Her mother, Agnes Ash, was the publisher of the Palm Beach Daily News. She won 12 newspaper awards, including the New York Women's award as editor of The New York Times. She was also a reporter for The Atlanta Journal-Constitution and was the first business editor for The Washington Post.

Rudick received a BA from Kenyon College and an MFA from the New School for Social Research.

==Career==
She is the producer of the documentary Iris by Albert Maysles starring Iris Apfel. It premiered at the New York Film Festival in October 2014, and was subsequently acquired by Magnolia Pictures for US theatrical distribution in 2015. Following this, Iris ran on PBS's POV, for which it received an Emmy nomination.

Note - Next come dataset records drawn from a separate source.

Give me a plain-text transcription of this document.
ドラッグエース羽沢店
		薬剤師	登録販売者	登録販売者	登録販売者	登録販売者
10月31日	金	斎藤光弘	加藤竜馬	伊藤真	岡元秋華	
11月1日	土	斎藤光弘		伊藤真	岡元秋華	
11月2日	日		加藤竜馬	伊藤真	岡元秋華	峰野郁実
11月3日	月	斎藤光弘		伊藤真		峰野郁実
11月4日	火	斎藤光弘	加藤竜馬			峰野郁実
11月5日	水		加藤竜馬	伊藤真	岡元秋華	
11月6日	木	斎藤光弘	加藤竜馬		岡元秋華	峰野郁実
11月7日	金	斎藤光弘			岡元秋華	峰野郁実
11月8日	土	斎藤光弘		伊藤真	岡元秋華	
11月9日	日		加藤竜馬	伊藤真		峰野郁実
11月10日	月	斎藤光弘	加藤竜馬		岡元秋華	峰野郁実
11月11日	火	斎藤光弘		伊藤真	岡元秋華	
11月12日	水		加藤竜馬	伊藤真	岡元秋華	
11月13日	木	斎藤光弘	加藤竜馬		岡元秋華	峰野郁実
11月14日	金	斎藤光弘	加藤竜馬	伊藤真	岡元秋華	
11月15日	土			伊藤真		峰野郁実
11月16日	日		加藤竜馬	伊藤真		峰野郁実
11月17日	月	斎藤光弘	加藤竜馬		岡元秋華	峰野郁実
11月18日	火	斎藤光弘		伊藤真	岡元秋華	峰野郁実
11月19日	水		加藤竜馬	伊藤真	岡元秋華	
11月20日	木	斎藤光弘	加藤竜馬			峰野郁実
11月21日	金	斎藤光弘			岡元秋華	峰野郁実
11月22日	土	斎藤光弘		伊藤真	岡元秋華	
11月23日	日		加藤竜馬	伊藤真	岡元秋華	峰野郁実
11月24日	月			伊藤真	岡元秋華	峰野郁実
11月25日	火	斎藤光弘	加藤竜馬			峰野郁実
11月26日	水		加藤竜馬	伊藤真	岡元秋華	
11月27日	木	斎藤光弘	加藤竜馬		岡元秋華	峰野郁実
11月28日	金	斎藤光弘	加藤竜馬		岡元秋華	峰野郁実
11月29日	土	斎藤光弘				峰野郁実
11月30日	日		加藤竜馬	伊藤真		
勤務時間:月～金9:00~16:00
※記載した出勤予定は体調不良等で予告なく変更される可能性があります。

She also directed and produced the short documentary Diner en Blanc, which competed in national festivals and is now on iTunes.

With her son, art director Clarke Rudick, she is currently working on a hybrid film about Telfar Clemens and a documentary on artist, Marilyn Minter.

Rudick is the author of seven books: City of Angels, Houses of Los Angeles Summer to Summer (2020); Out East: Houses and Gardens of the Hamptons (2017); Palm Beach Chic (2016); Tropical Style: Private Palm Beach (1992). Her next book, Palm Beach Living, will be published in February 2023 by Vendome Press. Rudick's first book, The Expectant Father (1995), sold over 900,000 copies.

As a journalist, she has written for national publications, including Architectural Digest, The Washington Post and Forbes magazine. She was an editor at WWD/W, Town & Country and Veranda and is currently a contributor to Galerie Magazine.

Rudick is on the boards of The Kenyon Literary Review and The Maysles Documentary Center in Harlem.

==Personal life==
She lives in New York City with her husband, ophthalmologist Dr. A. Joseph Rudick Jr. They have two children, Clarke and Amelia.